Die Bemühungen des palästinensischen Autonomiepräsidenten, Hamas und Dschihad in eine "Regierung der nationalen Einheit" einzubinden, sind folgerichtig gescheitert. Hamas will nicht bei einer Politik kollaborieren, mit der der Gazastreifen in ein "großes Gefängnis" für Palästinenser verwandelt würde. Sie wäre bereit "das Existenzrecht Israels anzuerkennen", aber nur, wenn die Palästinenser dafür "einen souveränen Staat mit Jerusalem als Hauptstadt" erhalten, mit weniger will sie sich nicht zufrieden geben. Vor der Wahl kommt eine Unterordnung unter die amtierende Regierung schon gleich nicht in Betracht. Dass Hamas sich im Falle einer Niederlage der auf Amerika ausgerichteten Politik unterordnen würden, verspricht sie nicht und ihre Waffen will sie auch nicht abgeben, bevor "Israel alle besetzten Gebiete geräumt hat". Der Waffenstillstand während des Abzugs der Israelis aus dem Gazastreifen wurde nur deshalb eingehalten, weil Hamas keine "nationale Katastrophe" wolle. Noch während des Rückzugs feiert die Hamas mit martialischen Aufzügen ihrer "Volksarmee" den Rückzug Israels als Sieg ihres Widerstandes und droht damit, die frei gewordenen Gebiete zu besetzen, damit nicht die PA im Alleingang entscheidet, was aus ihnen wird.

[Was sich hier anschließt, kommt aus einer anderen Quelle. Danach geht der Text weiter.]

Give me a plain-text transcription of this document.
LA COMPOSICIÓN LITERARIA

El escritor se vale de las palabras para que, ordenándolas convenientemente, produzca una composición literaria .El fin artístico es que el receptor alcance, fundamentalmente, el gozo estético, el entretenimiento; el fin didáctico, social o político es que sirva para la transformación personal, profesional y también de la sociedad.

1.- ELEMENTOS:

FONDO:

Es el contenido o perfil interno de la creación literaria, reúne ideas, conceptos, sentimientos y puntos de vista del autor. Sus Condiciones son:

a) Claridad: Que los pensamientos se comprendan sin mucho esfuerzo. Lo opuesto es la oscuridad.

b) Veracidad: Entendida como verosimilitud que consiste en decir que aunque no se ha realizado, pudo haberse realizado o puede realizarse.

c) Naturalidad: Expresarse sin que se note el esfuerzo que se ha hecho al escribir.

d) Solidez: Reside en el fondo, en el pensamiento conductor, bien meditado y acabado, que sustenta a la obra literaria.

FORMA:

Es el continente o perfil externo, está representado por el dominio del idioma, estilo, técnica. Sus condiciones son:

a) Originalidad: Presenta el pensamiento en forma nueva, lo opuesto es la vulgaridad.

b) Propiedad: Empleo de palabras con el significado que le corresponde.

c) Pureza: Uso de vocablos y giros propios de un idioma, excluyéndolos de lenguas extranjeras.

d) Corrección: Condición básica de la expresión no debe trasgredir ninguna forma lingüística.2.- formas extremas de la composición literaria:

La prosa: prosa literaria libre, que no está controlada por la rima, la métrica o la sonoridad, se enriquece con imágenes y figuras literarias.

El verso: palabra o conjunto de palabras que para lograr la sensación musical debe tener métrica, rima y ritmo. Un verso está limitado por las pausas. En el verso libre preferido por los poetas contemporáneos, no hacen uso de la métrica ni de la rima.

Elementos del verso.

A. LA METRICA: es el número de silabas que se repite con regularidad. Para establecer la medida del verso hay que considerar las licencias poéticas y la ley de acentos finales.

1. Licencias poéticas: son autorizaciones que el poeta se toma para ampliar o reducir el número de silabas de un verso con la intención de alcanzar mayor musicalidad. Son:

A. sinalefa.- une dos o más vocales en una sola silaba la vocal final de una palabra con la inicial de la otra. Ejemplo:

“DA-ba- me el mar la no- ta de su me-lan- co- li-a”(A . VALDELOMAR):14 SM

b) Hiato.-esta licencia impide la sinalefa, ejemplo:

In dieser Lage versichert Präsident Abbas: "Es kommt keineswegs zu einem Bürgerkrieg." Nur – woraus speist sich eigentlich seine Zuversicht? Die Gegensätze zwischen den Parteien produzieren doch fortlaufend Gründe & Anlässe für Bürgerkrieg. Die Abbas-Leute setzen ganz offen auf machtvolle äußere Kräfte im arabischen Lager, die die Radikalen zügeln. Deshalb hofft Abbas, dass die radikalen Gruppen aus Furcht vor einer "nationalen Katastrophe" vor einem Bürgerkrieg zurückschrecken, den sie ohnehin nicht gewinnen können und der nur Israel in die Hände spielen würde.